Oregon does not have an NHL team, but many in the state who worry about Oregon traumatic brain injuries have been watching developments in the world of professional hockey over the last few days. As I have previously noted, NHL hockey differs in significant ways from the game TV viewers saw during last month’s Olympics. Among the biggest differences: the NHL still allows hits to the head – an action that carries a significant danger of traumatic brain injuries, even among athletes wearing helmets (which are required in the NHL). Such hits are banned in international hockey.

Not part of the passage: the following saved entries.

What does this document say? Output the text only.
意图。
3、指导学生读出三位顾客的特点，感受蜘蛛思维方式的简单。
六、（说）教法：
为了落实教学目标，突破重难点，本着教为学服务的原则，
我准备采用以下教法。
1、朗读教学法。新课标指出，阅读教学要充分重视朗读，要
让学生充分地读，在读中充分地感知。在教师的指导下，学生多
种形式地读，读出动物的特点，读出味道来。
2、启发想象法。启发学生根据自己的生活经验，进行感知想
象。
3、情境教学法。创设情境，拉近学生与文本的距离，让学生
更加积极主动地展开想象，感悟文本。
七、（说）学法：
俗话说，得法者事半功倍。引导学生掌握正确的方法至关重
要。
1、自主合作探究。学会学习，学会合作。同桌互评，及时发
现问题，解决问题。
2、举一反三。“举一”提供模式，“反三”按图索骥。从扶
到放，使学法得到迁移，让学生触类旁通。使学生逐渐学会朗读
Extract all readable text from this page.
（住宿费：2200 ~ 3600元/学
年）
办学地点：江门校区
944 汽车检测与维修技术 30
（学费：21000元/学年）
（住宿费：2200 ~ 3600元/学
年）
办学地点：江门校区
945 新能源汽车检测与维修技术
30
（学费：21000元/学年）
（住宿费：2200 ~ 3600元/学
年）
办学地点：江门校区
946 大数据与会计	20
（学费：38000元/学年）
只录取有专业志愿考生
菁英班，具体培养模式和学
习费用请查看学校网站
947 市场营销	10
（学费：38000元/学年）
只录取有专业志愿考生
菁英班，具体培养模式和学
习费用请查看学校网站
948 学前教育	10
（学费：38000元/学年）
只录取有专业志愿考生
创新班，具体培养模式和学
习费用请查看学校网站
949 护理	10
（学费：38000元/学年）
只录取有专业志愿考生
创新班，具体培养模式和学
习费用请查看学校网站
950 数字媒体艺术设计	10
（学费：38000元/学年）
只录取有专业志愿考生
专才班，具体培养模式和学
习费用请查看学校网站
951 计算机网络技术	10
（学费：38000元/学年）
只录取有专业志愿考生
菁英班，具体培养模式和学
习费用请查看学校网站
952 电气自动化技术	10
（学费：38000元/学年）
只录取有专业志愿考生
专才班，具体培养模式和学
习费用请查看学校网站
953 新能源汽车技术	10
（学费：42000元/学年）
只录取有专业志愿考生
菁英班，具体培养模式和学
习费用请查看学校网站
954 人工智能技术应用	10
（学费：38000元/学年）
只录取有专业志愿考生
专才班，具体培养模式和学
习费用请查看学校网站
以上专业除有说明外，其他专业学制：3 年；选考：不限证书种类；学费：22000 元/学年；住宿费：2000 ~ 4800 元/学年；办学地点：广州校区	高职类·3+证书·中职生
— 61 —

What brought this issue to the fore is not the fact that March is Traumatic Brain Injury Awareness month, but rather a gruesome incident in an NHL game last Sunday. During the third period of a game against the defending Stanley Cup champion Pittsburgh Penguins, Marc Savard of the Boston Bruins was knocked unconscious by a check to the head administered by Pittsburgh’s Matt Cooke. Savard, one of the team’s star forwards, was taken off the ice on a stretcher, wearing a head-brace. According to ESPN he has been diagnosed with a grade 2 concussion and is widely expected to be out for the remainder of the season.
What has outraged hockey fans – and not just in Boston – is the league’s decision not to punish Cooke for the infraction, despite the fact that he has been suspended on three previous occasions for unnecessarily rough play (two of those suspensions involved hits to the head). Even one of Cooke’s own teammates, Bill Guerin, “expected Cooke to be suspended”, according to the Boston Globe, and expressed incredulity when he was not. “If a guy gets hurt like that with a shot to the head, there’s got to be something,” the Globe quoted Guerin saying.